To see God’s providence in my life was wonderful! Yet I was only seeing the tip of the iceberg. When I began working at Buffalo Ridge I had no real aspirations in finding a wife. Yet each day I worked alongside Lauri, I saw in her everything that I dreamed about in a woman. Let me tell you that in 44 years of being single you develop a very specific and long list. Lauri fills each and every item on my list, with the most important being her devotion to serving our God! So on October 28, 2006 I asked her to marry me. Today I find myself in total awe of God's providence. To bring these kinds of blessings into my life is beyond anything I could have imagined. Yet God was still not done.
Between January and August of 2006 I was living with my parents in Lawrence, Kansas, helping out around the house as I looked for a job. Since my Dad was disabled, he had trouble making the necessary repairs to the house. With his guidance, we spent the spring and summer working around the house. I treasure that time because in November God took my dad to be with Him. As I write this with tears in my eyes, I cannot express how much it means to me that God brought me back to Kansas and allowed me to spend such quality time with my Dad. How can I express the love and gratitude I feel towards our God who cares this deeply for us?
I pray that my testimony brings home the need for us to persevere and know that God only has the best in mind for each of us. We need to focus our lives on God's purpose and expect only the best. This does not mean that our lives will be without tribulation, but that through tribulation Godwill build in us mighty things. Oswald Chambers expresses this so well in one of his devotionals from the book, My Utmost for His Highest:
"The first thing God does with us is to get us based on rugged Reality until we do not care what becomes of us individually as long as He gets His way for the purpose of His Redemption. Why shouldn't we go through heartbreaks? Through those doorways God is opening up ways of fellowship with His Son.

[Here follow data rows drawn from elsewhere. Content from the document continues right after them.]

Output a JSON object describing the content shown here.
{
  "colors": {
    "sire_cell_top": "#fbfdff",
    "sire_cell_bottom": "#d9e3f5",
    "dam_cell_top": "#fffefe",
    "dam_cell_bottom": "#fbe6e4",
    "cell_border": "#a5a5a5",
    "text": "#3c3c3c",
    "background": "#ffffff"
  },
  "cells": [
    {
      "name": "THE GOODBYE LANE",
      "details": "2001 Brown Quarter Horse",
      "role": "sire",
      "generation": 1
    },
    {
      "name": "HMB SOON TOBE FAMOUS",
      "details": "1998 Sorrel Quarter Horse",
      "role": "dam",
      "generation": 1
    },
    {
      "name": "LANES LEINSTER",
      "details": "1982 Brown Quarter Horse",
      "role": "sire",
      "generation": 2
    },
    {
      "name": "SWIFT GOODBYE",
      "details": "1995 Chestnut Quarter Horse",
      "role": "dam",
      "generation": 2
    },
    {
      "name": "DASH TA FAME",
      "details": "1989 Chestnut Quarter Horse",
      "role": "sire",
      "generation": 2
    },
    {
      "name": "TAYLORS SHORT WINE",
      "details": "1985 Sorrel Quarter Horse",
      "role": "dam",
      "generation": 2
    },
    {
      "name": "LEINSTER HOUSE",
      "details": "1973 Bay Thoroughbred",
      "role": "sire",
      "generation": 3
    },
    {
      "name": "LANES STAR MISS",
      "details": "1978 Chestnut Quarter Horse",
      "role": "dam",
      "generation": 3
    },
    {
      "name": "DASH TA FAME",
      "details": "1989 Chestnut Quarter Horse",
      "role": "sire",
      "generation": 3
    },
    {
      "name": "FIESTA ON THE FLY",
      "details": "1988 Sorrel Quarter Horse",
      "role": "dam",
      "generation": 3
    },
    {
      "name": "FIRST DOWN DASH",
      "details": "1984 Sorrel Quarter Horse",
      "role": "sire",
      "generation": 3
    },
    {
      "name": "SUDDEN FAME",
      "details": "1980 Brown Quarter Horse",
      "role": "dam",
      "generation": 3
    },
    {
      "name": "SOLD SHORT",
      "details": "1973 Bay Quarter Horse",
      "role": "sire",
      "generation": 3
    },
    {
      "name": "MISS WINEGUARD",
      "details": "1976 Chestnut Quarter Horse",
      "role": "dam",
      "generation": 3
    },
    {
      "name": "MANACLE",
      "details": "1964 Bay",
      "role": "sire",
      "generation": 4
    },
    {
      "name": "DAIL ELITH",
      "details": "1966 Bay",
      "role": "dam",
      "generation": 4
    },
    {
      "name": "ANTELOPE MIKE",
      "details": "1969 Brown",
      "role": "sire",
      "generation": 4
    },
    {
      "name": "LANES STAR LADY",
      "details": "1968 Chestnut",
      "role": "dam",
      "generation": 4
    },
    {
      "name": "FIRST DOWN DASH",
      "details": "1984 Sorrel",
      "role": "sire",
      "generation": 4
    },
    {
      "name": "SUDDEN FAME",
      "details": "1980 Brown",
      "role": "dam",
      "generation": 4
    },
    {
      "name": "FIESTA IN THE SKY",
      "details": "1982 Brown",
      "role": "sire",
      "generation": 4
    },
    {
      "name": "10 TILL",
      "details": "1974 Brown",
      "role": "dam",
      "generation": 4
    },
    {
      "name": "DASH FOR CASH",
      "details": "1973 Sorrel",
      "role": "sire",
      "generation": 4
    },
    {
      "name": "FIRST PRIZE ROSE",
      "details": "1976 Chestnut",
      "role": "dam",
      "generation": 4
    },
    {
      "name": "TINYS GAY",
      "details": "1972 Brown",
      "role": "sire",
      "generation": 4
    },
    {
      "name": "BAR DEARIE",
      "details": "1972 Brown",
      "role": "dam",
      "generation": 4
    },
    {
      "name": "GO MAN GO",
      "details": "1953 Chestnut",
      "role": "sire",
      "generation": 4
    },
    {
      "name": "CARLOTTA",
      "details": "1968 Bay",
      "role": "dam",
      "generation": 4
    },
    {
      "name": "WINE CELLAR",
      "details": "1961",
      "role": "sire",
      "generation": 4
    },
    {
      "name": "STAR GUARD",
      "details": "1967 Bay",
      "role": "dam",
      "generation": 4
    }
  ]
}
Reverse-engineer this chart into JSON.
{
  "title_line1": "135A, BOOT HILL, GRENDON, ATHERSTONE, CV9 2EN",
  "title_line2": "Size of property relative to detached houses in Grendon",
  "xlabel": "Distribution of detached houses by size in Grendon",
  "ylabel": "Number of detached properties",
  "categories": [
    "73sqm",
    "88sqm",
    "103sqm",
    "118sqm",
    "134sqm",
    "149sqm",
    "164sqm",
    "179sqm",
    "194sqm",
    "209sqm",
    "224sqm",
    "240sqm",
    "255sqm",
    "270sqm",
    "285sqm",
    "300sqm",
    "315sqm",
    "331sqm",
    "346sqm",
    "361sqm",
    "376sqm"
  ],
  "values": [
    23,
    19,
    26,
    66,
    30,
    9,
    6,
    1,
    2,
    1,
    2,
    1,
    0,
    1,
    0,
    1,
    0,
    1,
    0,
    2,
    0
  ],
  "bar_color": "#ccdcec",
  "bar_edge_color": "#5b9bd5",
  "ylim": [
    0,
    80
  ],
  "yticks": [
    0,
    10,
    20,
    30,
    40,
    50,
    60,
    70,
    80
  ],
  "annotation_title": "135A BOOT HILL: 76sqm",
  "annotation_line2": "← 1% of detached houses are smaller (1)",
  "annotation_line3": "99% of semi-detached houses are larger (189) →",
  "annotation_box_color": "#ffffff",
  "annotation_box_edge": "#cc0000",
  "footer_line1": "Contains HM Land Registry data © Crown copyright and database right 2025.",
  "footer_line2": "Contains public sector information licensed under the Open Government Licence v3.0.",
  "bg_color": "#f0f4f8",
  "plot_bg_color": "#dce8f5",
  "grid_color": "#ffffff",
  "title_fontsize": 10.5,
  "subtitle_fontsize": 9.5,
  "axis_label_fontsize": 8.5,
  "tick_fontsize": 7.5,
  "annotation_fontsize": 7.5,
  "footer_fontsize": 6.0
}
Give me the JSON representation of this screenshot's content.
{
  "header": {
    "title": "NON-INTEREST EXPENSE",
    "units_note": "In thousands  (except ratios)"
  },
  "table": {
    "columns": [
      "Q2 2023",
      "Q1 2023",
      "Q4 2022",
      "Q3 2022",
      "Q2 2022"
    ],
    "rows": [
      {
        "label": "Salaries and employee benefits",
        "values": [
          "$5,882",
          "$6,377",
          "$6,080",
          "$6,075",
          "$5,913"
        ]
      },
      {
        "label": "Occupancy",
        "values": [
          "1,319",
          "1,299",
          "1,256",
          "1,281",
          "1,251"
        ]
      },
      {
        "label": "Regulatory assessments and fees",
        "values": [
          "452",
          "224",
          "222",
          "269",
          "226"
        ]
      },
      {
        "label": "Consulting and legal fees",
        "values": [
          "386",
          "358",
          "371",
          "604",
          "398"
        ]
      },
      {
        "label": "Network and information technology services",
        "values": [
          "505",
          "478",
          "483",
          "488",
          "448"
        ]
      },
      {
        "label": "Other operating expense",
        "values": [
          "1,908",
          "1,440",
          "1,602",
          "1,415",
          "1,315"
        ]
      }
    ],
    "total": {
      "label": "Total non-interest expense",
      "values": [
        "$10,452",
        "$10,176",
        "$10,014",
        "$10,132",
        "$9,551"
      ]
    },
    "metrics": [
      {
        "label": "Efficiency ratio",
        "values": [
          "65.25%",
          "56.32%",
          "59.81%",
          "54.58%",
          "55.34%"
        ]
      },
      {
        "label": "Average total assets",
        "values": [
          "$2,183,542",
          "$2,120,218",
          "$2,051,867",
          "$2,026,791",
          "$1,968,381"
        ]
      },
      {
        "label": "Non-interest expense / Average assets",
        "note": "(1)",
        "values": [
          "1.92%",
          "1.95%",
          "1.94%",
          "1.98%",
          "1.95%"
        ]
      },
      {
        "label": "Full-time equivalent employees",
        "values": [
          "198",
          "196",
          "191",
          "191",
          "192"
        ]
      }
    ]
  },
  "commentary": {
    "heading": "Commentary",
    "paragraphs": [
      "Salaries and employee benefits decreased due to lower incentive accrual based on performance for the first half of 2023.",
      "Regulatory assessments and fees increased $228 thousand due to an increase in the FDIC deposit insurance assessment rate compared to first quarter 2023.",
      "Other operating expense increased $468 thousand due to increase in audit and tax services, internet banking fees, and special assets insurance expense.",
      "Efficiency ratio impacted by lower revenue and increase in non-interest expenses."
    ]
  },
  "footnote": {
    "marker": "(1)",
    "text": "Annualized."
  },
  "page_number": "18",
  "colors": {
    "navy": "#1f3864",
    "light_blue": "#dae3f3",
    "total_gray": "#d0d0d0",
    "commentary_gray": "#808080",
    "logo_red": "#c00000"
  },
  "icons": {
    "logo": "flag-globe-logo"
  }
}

Most of us fall and collapse at the first grip of pain; we sit down on the threshold of God's purpose and die away of self-pity, and all so-called Christian sympathy will aid us to our death bed. But God will not. He comes with the grip of the pierced hand of His son and says – 'Enter into the fellowship with Me; arise and shine.' If through a broken heart God can bring His purposes to pass in the world, then thank Him for breaking your heart."
As we contemplate God's purpose for our lives, how can we continue to wallow in self-pity? During this season as we remember God's greatest gift of His Son, we should be so thankful. The love He has for us is great! We do not deserve this love, yet it is given freely if we will but focus on Him and accept. This season join me in seeking God in praise and wonder asking Him, “Why Lord, why me?”